Un nouveau maire à Bompas, 26 mai 1815

Changement de maire à Bompas en 1815

Vieux papiers des Pyrénées-Orientales

Retranscription pour la mairie de Bompas (orthographe et accentuation fidèles au document).

Bonpas

Procés verbal d'installation du maire & de l'adjoint de la commune de Bonpas élus par l'assemblee primaire le 21 mai 1815

L'an mille huits cents quinze & le vingt sixième jour du moi de mai a 6 heures du soir.
Nous Honoré Polit maire de la commune de Bonpas canton de Perpignan departement des Pyrénées Orientales ayant convoque le conseil municipal cejourd'huy en vertu de l'autorisation que j'ai reçu de M le sous prefet dattee du vingt et cinq courant a legard de l'installation de Mr Jacques Reyner élu maire par l'assemblee primaire ainsi que de Mr Michel Vidal elu adjoint par la même assemblee primaire tenue dans notre eglise le vingt et un courant tous etant reunis dans la sâle ordinaire de nos seances a ete present Mrs Louis Just, Pierre Henry, Joseph Saula Cantegril, Jean Reyner & Ramon Roger membres du conseil municipal. M le maire a fait l'ouverture de la seance. Se st presentés Mr Jacques Reyner & Mr Michel Vidal nouveaux élus savoir M Jacques Reyner élu maire & M Jacques [sic] Vidal adjoint. Mr Honoré Polit président a lu la lettre de M le sous prefet qui l'invite a installer les nouveaux titulaires chacun en leur qualité & il a fait ensuite lecture de l'arreté de M le prefet qui ordonne que les nouveaux éllus seront installés a la diligence de M le sous prefet lequel arrete datté du 25 mai mois courant ordonne la prestation du serment de fidelite prescrit par l'article 56 su senat consulte du 28 floreal an 12. Lecture etant faite M le president a appelle les nouveaux élus & leur a fait preter le serment chacun en particulier conçu en ces termes
Je jure obeissance aux constitutions de l'empire & fidelite a l'empereur
Chacun d'eux ayant repondu separement je le jure ils ont ete installes savoir M Jacques Reyner maire & M Michel Vidal adjoint chacun en leur qualite en foi de ce ai dresse le present procés verbal en double expedition pour etre envoyé a M le sous prefet & ont signe tous les membres du conseil exepte Ramon Roge [sic] qui a dit ne savoir apres que lecture a ete faite.
Fait a la mairie de Bonpas le jour & an que dessus
Vieux papiers des Pyrénées-Orientales
Signature du maire sortant Honoré Polit

[signatures]
Jean Reÿnér
L Just
P Enric
Joseph Cantagrill
Joseph Sola
H Polit
délégués de M le sous prefet

Commentaires

Bompas compte 700 habitants en 1806 et 773 en 1821, le village est donc en expansion en 1815.
En ce 26 mai 1815, un nouveau maire, Jacques Reyner, remplace l'ancien, Honoré Polit.
L'orthographe Bonpas, correcte et conforme à l'étymologie, est encore utilisée. Bonpas apparaît au XIIIème siècle en remplacement de Malpas, qui désignait sans doute jusque là un passage à gué dangereux. Plus tard au XIXème siècle Bonpas deviendra de manière erronée Bompas.

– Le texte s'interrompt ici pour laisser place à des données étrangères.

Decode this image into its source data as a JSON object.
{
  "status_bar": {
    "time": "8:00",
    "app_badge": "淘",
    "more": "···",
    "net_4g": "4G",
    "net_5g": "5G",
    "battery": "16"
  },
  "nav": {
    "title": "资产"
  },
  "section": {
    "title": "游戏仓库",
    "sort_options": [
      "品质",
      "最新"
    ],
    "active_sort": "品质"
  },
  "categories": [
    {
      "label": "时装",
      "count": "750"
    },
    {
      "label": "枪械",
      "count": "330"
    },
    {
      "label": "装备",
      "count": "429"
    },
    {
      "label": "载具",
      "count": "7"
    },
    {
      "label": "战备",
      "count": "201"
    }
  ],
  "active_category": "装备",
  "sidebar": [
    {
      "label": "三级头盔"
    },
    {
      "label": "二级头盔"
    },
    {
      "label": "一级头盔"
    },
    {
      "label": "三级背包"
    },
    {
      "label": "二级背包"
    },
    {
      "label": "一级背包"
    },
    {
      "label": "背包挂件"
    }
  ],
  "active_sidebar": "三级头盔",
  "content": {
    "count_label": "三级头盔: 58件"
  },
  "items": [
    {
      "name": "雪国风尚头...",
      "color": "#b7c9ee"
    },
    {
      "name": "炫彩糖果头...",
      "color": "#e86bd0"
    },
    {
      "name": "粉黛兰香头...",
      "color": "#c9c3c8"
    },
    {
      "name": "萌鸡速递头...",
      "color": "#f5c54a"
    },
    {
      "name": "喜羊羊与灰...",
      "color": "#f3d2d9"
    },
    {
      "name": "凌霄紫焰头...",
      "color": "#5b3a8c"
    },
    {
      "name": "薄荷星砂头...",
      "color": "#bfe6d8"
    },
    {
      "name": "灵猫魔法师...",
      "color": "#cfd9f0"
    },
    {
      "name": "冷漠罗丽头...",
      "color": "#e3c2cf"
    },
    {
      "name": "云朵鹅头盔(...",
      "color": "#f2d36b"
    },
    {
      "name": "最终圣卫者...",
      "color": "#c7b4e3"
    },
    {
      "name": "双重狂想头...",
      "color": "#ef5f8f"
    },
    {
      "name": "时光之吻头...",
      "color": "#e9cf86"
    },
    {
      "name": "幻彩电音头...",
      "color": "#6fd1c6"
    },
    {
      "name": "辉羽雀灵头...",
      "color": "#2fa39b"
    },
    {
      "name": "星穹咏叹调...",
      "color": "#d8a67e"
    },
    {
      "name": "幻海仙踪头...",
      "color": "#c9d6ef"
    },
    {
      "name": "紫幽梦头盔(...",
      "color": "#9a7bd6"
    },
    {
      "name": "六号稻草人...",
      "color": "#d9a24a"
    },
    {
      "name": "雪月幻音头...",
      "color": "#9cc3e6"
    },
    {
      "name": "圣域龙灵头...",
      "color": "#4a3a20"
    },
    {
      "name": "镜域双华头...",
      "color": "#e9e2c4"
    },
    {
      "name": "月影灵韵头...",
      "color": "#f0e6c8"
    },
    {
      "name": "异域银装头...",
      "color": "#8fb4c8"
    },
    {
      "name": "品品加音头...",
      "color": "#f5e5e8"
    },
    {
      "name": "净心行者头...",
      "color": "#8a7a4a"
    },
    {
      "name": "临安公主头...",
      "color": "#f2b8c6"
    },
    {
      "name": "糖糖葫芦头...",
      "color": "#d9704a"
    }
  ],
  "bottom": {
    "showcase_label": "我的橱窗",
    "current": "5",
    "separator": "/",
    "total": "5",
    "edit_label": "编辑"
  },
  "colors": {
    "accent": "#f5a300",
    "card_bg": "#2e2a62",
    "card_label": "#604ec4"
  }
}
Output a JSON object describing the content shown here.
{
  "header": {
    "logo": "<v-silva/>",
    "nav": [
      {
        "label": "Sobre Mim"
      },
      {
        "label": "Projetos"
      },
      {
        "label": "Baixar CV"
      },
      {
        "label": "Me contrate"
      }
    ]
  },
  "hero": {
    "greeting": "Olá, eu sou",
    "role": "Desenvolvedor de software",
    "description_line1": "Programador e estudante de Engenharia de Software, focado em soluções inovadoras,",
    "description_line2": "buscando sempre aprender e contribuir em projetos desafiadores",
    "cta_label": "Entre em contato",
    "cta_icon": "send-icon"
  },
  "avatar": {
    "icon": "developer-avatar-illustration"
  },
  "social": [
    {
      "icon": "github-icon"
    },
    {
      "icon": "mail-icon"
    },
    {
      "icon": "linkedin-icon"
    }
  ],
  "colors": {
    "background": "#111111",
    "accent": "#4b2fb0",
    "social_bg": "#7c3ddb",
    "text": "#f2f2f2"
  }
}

Le procès-verbal est rédigé d'une belle écriture soignée et très lisible bien que soient absents toutefois la plupart des accents et apostrophes.
Comme souvent on note des différences entre la graphie des noms dans le procès-verbal et dans les signatures. Pierre Henry devient P Enric tandis que Joseph Saula Cantegril devient en fait deux personnes distinctes, Joseph Sola et Joseph Cantagrill. Les nouveaux maire et adjoint n'ont pas signé le document. 

Un doute est possible sur le nom du nouveau maire et de l'un des conseillers municipaux : Reyner ou Reynes ? Bien que ce ne soit pas toujours clair, certains passages montrent clairement Reyner pour l'un et l'autre, ainsi que la signature du conseiller. Pourtant, c'est Reynès et non Reyner qui est cité comme étant l'un des noms les plus courants à Bompas en 1841 avec Vidal, Polit et Roger notamment (en ce qui concerne les noms présents dans ce conseil municipal). En 26 ans, des erreurs de graphies successives ont pu imposer Reynès à la place de Reyner, d'autant plus que le r final de Reyner devait être muet.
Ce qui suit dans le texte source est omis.